Happy Earth Day! Hot Flat and Crowded: Why We Need a Green Revolution – And How it Can Renew America by Thomas L. Friedman was on my TBR list for a while, and when I realized it was also on President Obama’s reading list, I figured that now was the perfect time to read it.
This book is divided into five parts:
- When the Market and Mother Nature Hit the Wall
- Where We Are
- How We Move Forward
With chapters ranging from energy poverty, oil and geopolitics, and why a green revolution in the United States “to end oil addition” will help us promote democracy abroad and greatly increase chances of developing renewable energy alternatives that helps everyone, not just us. The 2008 Recession was a wake-up call, Friedman says, “a warning heart attack” in more ways than one.

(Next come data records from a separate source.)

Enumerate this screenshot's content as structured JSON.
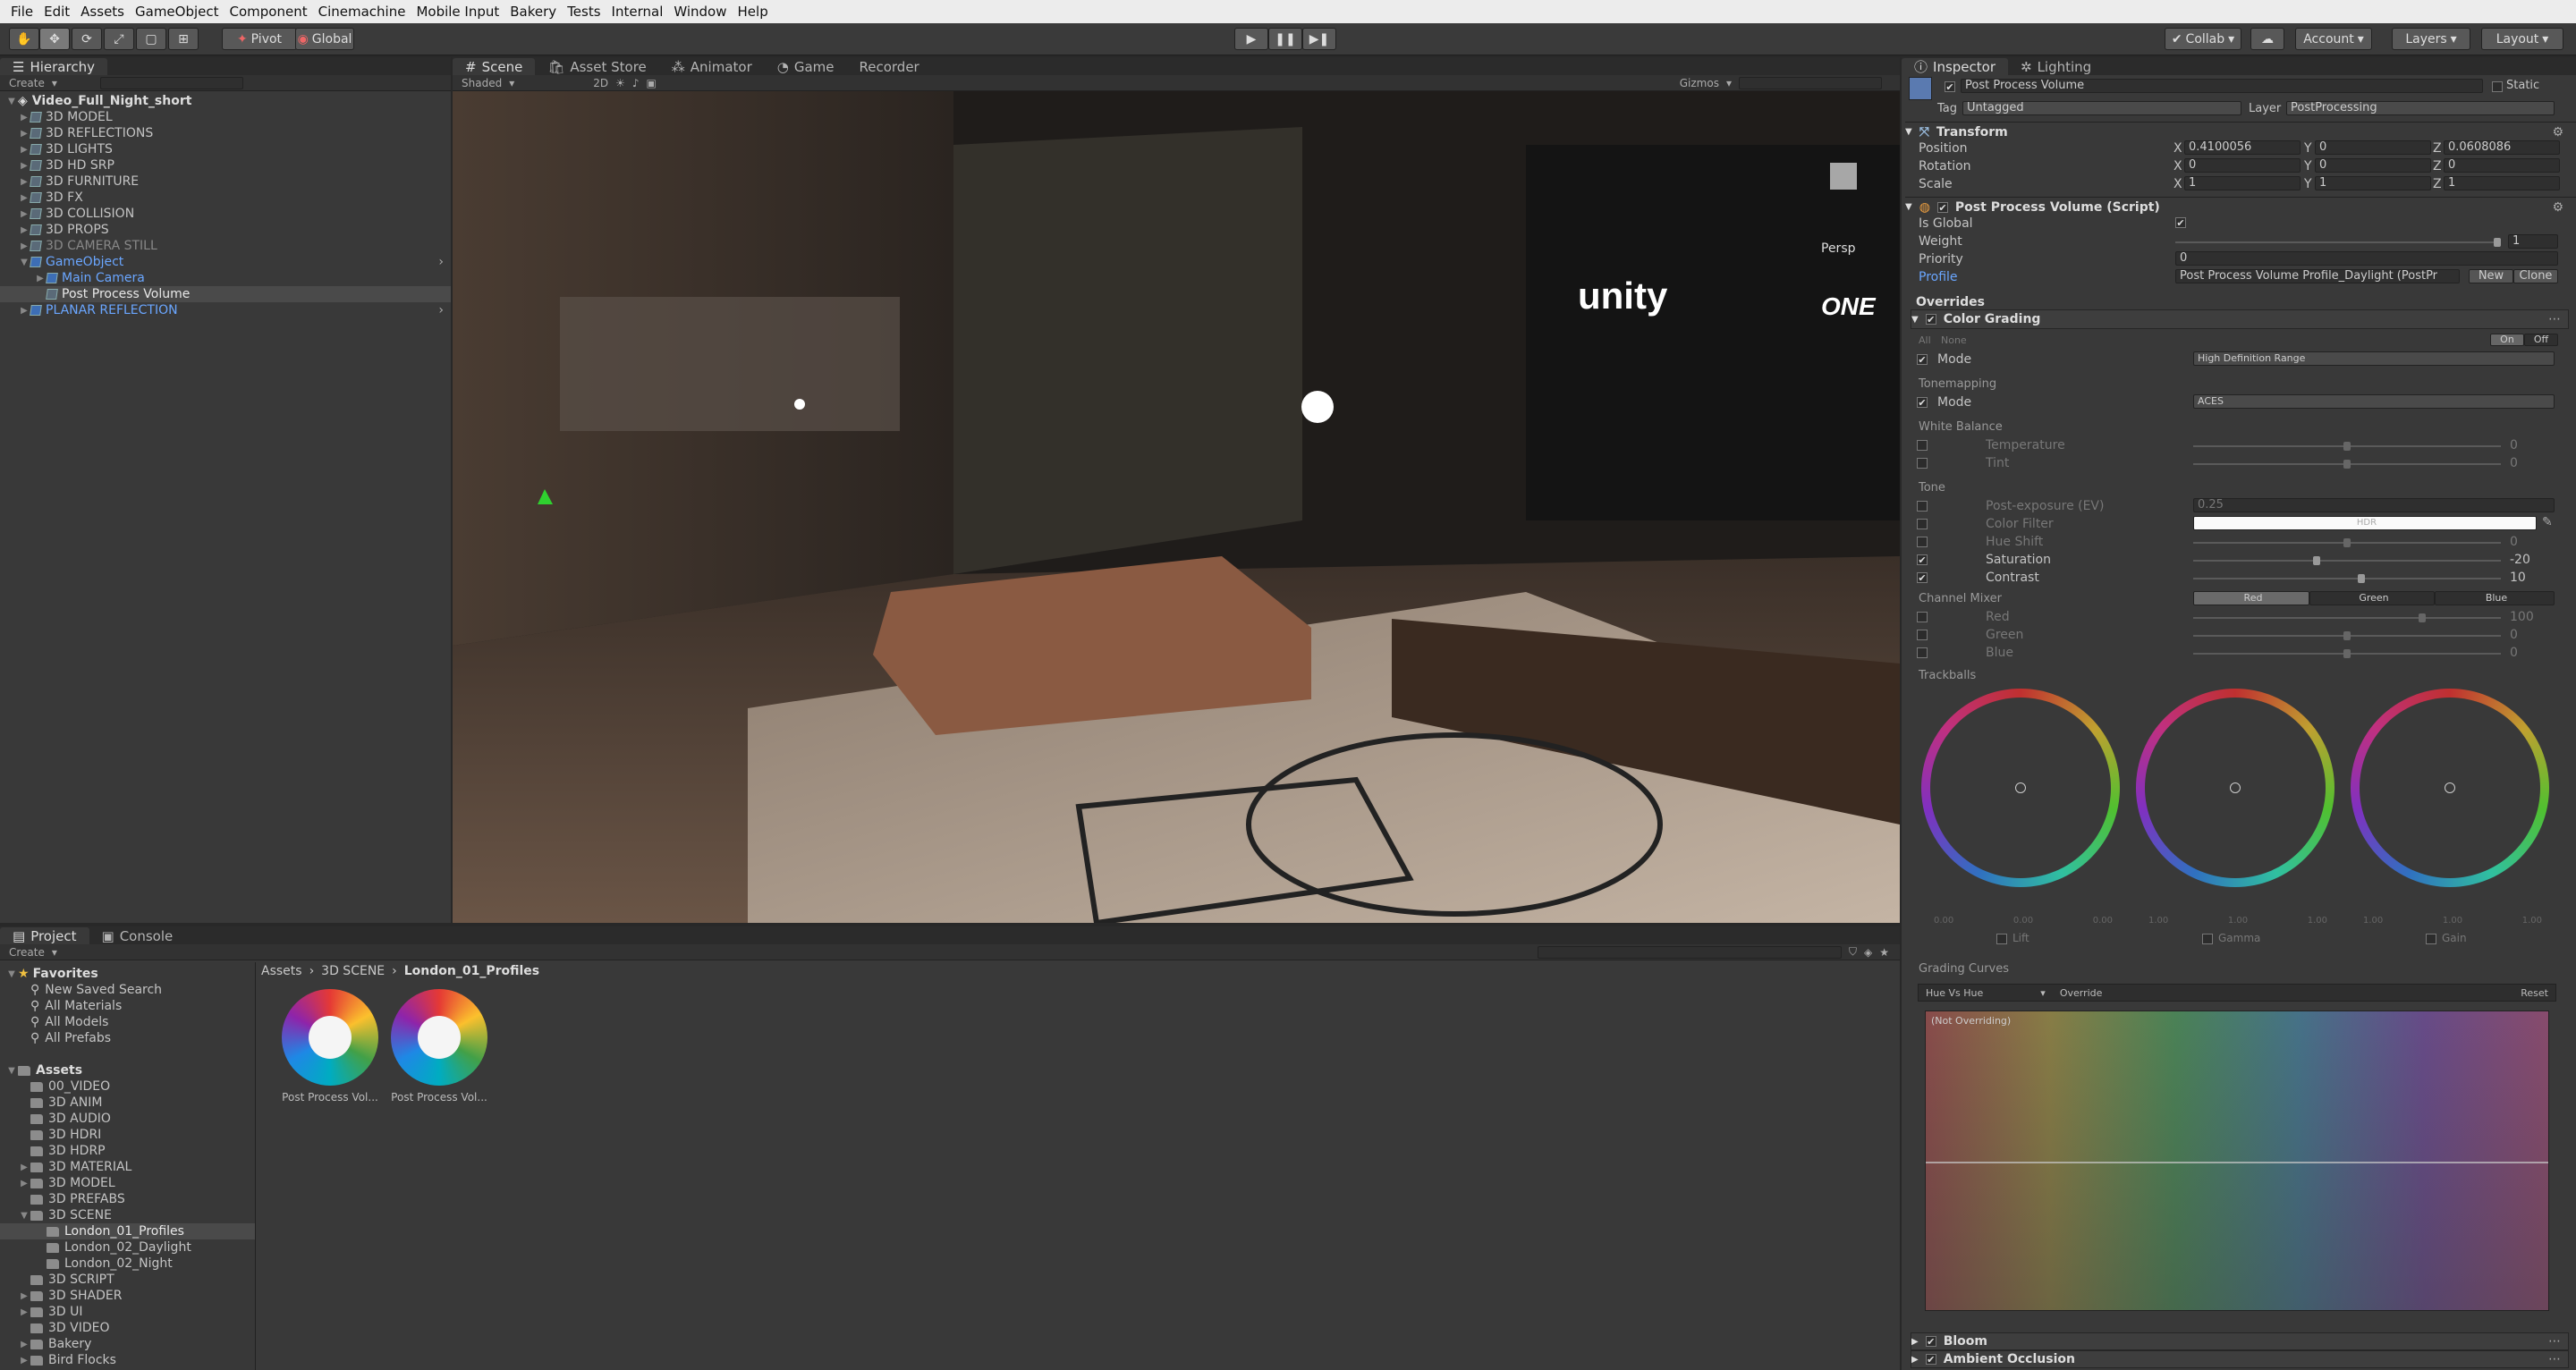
{
  "menu": [
    "File",
    "Edit",
    "Assets",
    "GameObject",
    "Component",
    "Cinemachine",
    "Mobile Input",
    "Bakery",
    "Tests",
    "Internal",
    "Window",
    "Help"
  ],
  "toolbar": {
    "pivot": "Pivot",
    "global": "Global",
    "collab": "Collab",
    "account": "Account",
    "layers": "Layers",
    "layout": "Layout"
  },
  "hierarchy": {
    "tab": "Hierarchy",
    "create": "Create",
    "scene": "Video_Full_Night_short",
    "items": [
      "3D MODEL",
      "3D REFLECTIONS",
      "3D LIGHTS",
      "3D HD SRP",
      "3D FURNITURE",
      "3D FX",
      "3D COLLISION",
      "3D PROPS",
      "3D CAMERA STILL",
      "GameObject",
      "Main Camera",
      "Post Process Volume",
      "PLANAR REFLECTION"
    ]
  },
  "scene": {
    "tabs": [
      "Scene",
      "Asset Store",
      "Animator",
      "Game",
      "Recorder"
    ],
    "shading": "Shaded",
    "mode2d": "2D",
    "gizmos": "Gizmos",
    "persp": "Persp",
    "sign_brand": "unity",
    "sign_brand2": "ONE"
  },
  "project": {
    "tabs": [
      "Project",
      "Console"
    ],
    "create": "Create",
    "breadcrumb": [
      "Assets",
      "3D SCENE",
      "London_01_Profiles"
    ],
    "favorites": "Favorites",
    "fav_items": [
      "New Saved Search",
      "All Materials",
      "All Models",
      "All Prefabs"
    ],
    "assets_label": "Assets",
    "folders": [
      "00_VIDEO",
      "3D ANIM",
      "3D AUDIO",
      "3D HDRI",
      "3D HDRP",
      "3D MATERIAL",
      "3D MODEL",
      "3D PREFABS",
      "3D SCENE",
      "London_01_Profiles",
      "London_02_Daylight",
      "London_02_Night",
      "3D SCRIPT",
      "3D SHADER",
      "3D UI",
      "3D VIDEO",
      "Bakery",
      "Bird Flocks"
    ],
    "asset_items": [
      "Post Process Vol...",
      "Post Process Vol..."
    ]
  },
  "inspector": {
    "tabs": [
      "Inspector",
      "Lighting"
    ],
    "object_name": "Post Process Volume",
    "static": "Static",
    "tag_label": "Tag",
    "tag": "Untagged",
    "layer_label": "Layer",
    "layer": "PostProcessing",
    "transform": {
      "title": "Transform",
      "rows": [
        {
          "label": "Position",
          "x": "0.4100056",
          "y": "0",
          "z": "0.0608086"
        },
        {
          "label": "Rotation",
          "x": "0",
          "y": "0",
          "z": "0"
        },
        {
          "label": "Scale",
          "x": "1",
          "y": "1",
          "z": "1"
        }
      ]
    },
    "ppv": {
      "title": "Post Process Volume (Script)",
      "is_global": "Is Global",
      "weight": "Weight",
      "weight_val": "1",
      "priority": "Priority",
      "priority_val": "0",
      "profile": "Profile",
      "profile_val": "Post Process Volume Profile_Daylight (PostPr",
      "new_btn": "New",
      "clone_btn": "Clone"
    },
    "overrides": "Overrides",
    "color_grading": "Color Grading",
    "all": "All",
    "none": "None",
    "on": "On",
    "off": "Off",
    "mode_label": "Mode",
    "mode_val": "High Definition Range",
    "tonemapping": "Tonemapping",
    "tone_mode": "ACES",
    "white_balance": "White Balance",
    "temperature": "Temperature",
    "temp_val": "0",
    "tint": "Tint",
    "tint_val": "0",
    "tone": "Tone",
    "post_exposure": "Post-exposure (EV)",
    "post_exposure_val": "0.25",
    "color_filter": "Color Filter",
    "hdr": "HDR",
    "hue_shift": "Hue Shift",
    "hue_val": "0",
    "saturation": "Saturation",
    "sat_val": "-20",
    "contrast": "Contrast",
    "con_val": "10",
    "channel_mixer": "Channel Mixer",
    "ch_tabs": [
      "Red",
      "Green",
      "Blue"
    ],
    "red": "Red",
    "red_val": "100",
    "green": "Green",
    "green_val": "0",
    "blue": "Blue",
    "blue_val": "0",
    "trackballs": "Trackballs",
    "wheels": [
      {
        "name": "Lift",
        "vals": [
          "0.00",
          "0.00",
          "0.00"
        ]
      },
      {
        "name": "Gamma",
        "vals": [
          "1.00",
          "1.00",
          "1.00"
        ]
      },
      {
        "name": "Gain",
        "vals": [
          "1.00",
          "1.00",
          "1.00"
        ]
      }
    ],
    "grading_curves": "Grading Curves",
    "curve_select": "Hue Vs Hue",
    "override": "Override",
    "reset": "Reset",
    "not_overriding": "(Not Overriding)",
    "bloom": "Bloom",
    "ao": "Ambient Occlusion"
  },
  "colors": {
    "accent": "#3d6eb5",
    "link": "#6aa6ff",
    "bg": "#393939"
  }
}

“This was not just a deep economic slowdown that we can recover from and then blithely go back to our old ways…we have been growing in a way that is not healthy for either our markets or our planet, either our banks or our forests, for either our retailers or our rivers.”
Here is what led to the title of the book, Friedman’s main argument from the first addition in 2008 in which he stated:
“[the world] was getting hot (global warming), flat (the rise of high-consuming middle classes all over the world), and crowded (on track to adding roughly a billion people every thirteen years).”

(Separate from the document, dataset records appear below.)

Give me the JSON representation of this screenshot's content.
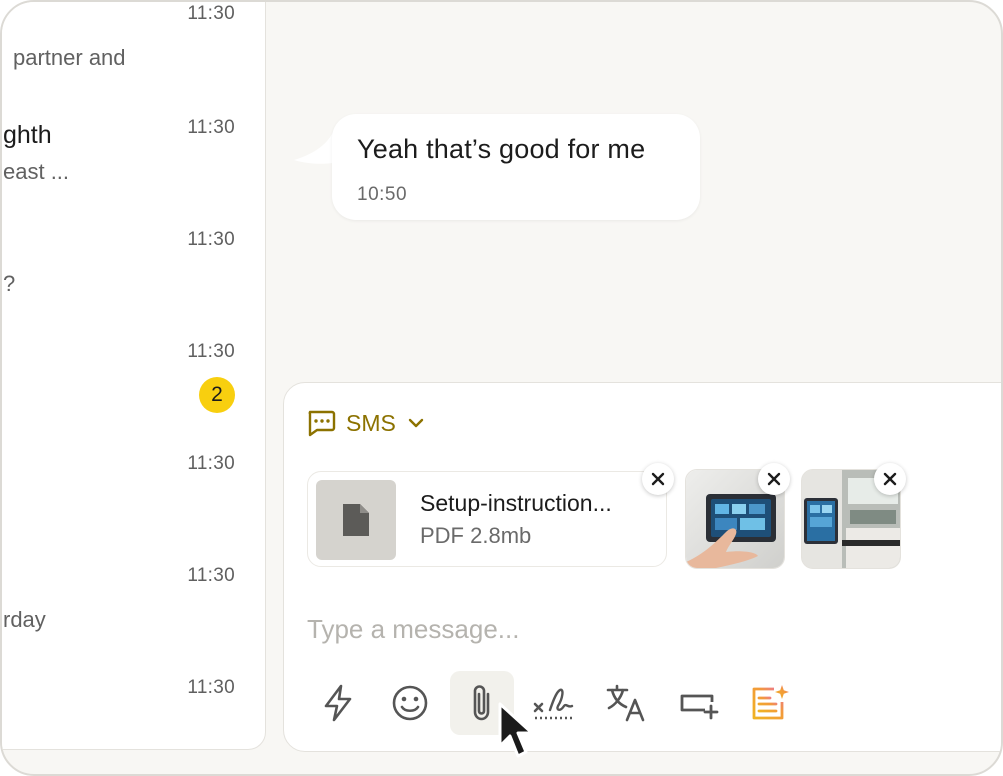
{
  "conversations": [
    {
      "time": "11:30",
      "name": "",
      "preview": "partner and"
    },
    {
      "time": "11:30",
      "name": "ghth",
      "preview": "east ..."
    },
    {
      "time": "11:30",
      "name": "",
      "preview": "?"
    },
    {
      "time": "11:30",
      "name": "",
      "preview": "",
      "badge": "2"
    },
    {
      "time": "11:30",
      "name": "",
      "preview": ""
    },
    {
      "time": "11:30",
      "name": "",
      "preview": "rday"
    },
    {
      "time": "11:30",
      "name": "",
      "preview": ""
    }
  ],
  "message": {
    "text": "Yeah that’s good for me",
    "time": "10:50"
  },
  "composer": {
    "channel_label": "SMS",
    "channel_icon": "message-square-icon",
    "attachments": {
      "file": {
        "name": "Setup-instruction...",
        "meta": "PDF 2.8mb",
        "icon": "document-icon"
      },
      "images": [
        "smart-panel-photo",
        "kitchen-panel-photo"
      ]
    },
    "placeholder": "Type a message...",
    "tools": [
      "lightning-icon",
      "emoji-icon",
      "paperclip-icon",
      "signature-icon",
      "translate-icon",
      "add-field-icon",
      "ai-sparkle-icon"
    ]
  },
  "colors": {
    "accent": "#8c7200",
    "badge": "#f8cf0f",
    "ai": "#f0b323"
  }
}
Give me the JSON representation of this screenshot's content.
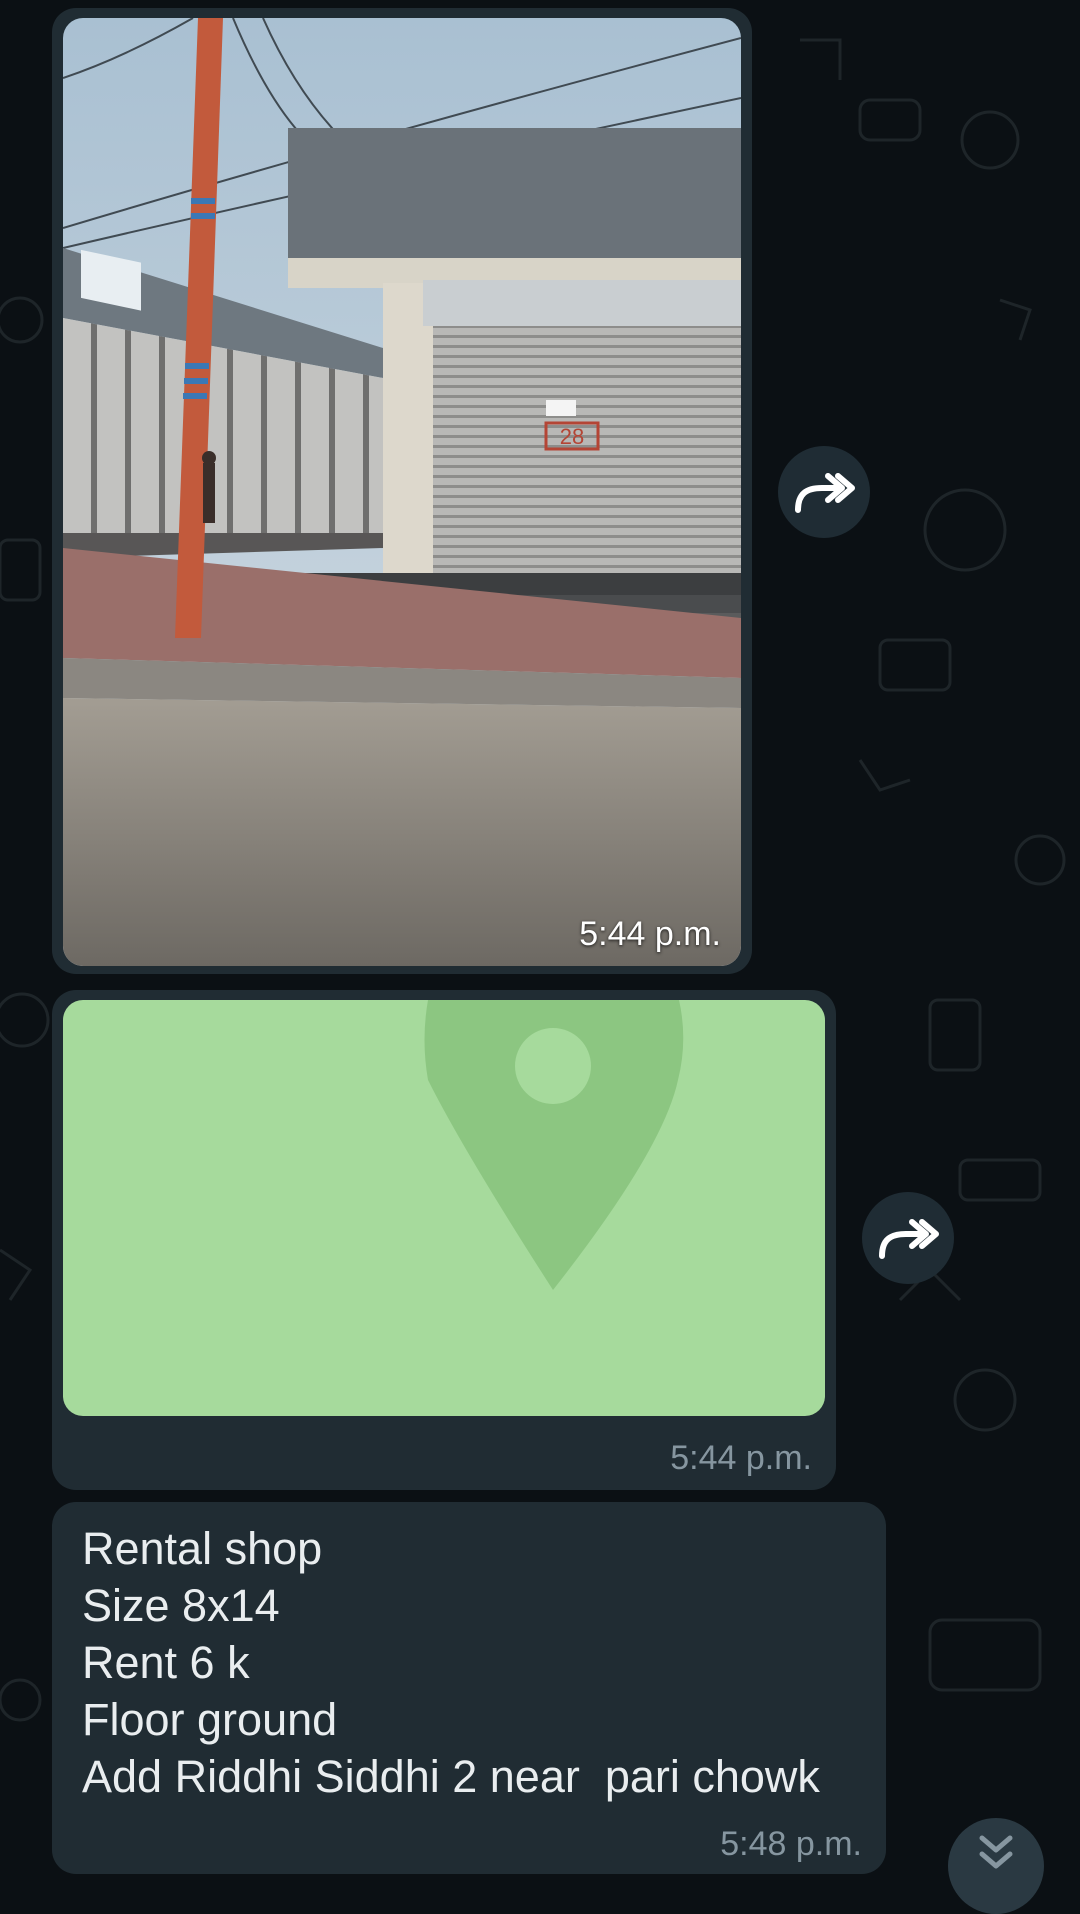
{
  "chat": {
    "messages": [
      {
        "type": "image",
        "time": "5:44 p.m.",
        "photo_sign_text": "28"
      },
      {
        "type": "location",
        "time": "5:44 p.m."
      },
      {
        "type": "text",
        "lines": [
          "Rental shop",
          "Size 8x14",
          "Rent 6 k",
          "Floor ground",
          "Add Riddhi Siddhi 2 near  pari chowk"
        ],
        "time": "5:48 p.m."
      }
    ]
  },
  "icons": {
    "forward": "forward-icon",
    "scroll_down": "double-chevron-down-icon",
    "location_pin": "location-pin-icon"
  },
  "colors": {
    "background": "#0b1014",
    "bubble": "#202c33",
    "map": "#a6da9c",
    "pin": "#8cc681",
    "text": "#e9edef",
    "timestamp": "#8696a0"
  }
}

But don’t worry, there’s still time to change our ways and become the leader in developing and implementing strategies to combat the environmental chaos that has been the last few years, and to power a green revolution. It is about us, now, and it is urgent. Every chapter, every page, had me nodding along in agreement because of how effectively Friedman presents his arguments, with research, facts, examples from the past, and professional insights. This then made me a little sad that if someone like a me, a twentysomething English major (ha) with no direct experience in anything related to this field can understand this and the importance, then why do so many of our (illegally?) elected officials refuse to see facts that are right in front of their faces? *sigh*.

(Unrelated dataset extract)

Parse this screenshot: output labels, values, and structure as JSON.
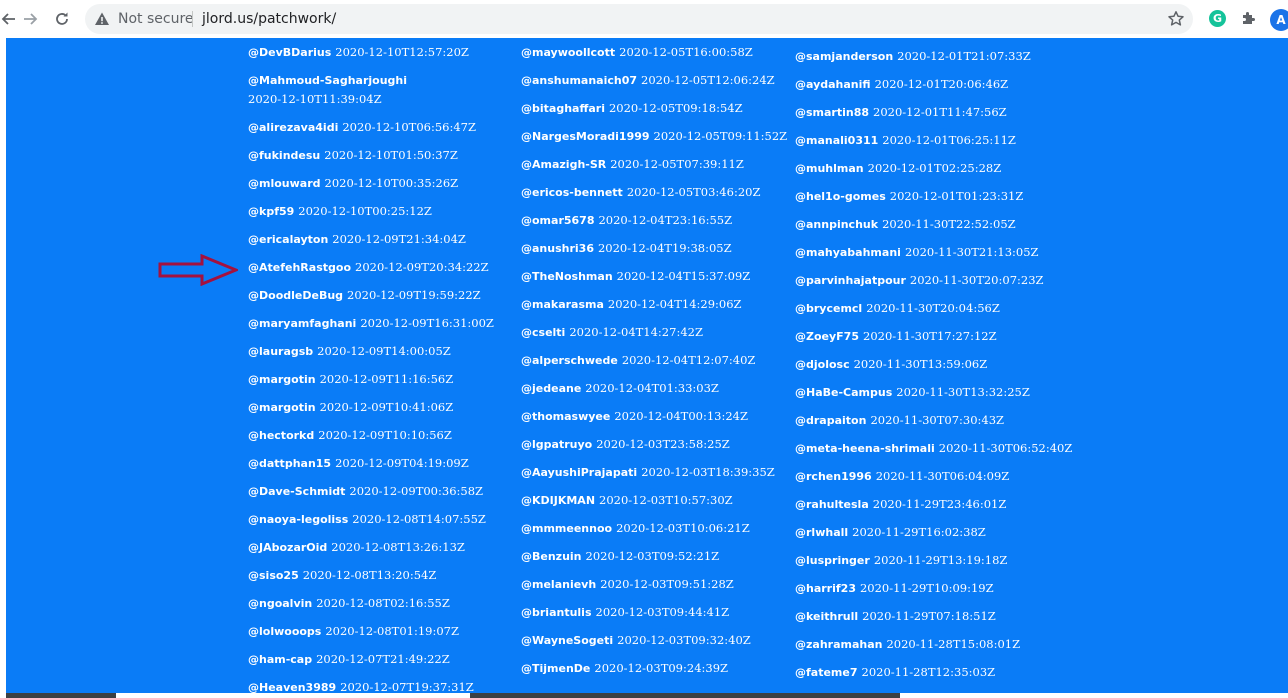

Here are the key problems that we are currently facing:
“the growing demand for ever scarcer energy supplies and natural resources; a massive transfer of wealth to oil-rich countries and their petrodictators; disruptive climate change; energy poverty, which is sharply dividing the world into electricity haves and electricity have-nots; and rapidly accelerating biodiversity loss, and plants and animals go extinct at record rates.”
Finally, Friedman shares a particularly profound Chinese proverb that speaks volumes:
“When the wind changes direction, there are those who build walls and those who build windmills.”
I truly hope we can undo the last six months or so and become a country that gets back to building windmills (quite literally) again, soon.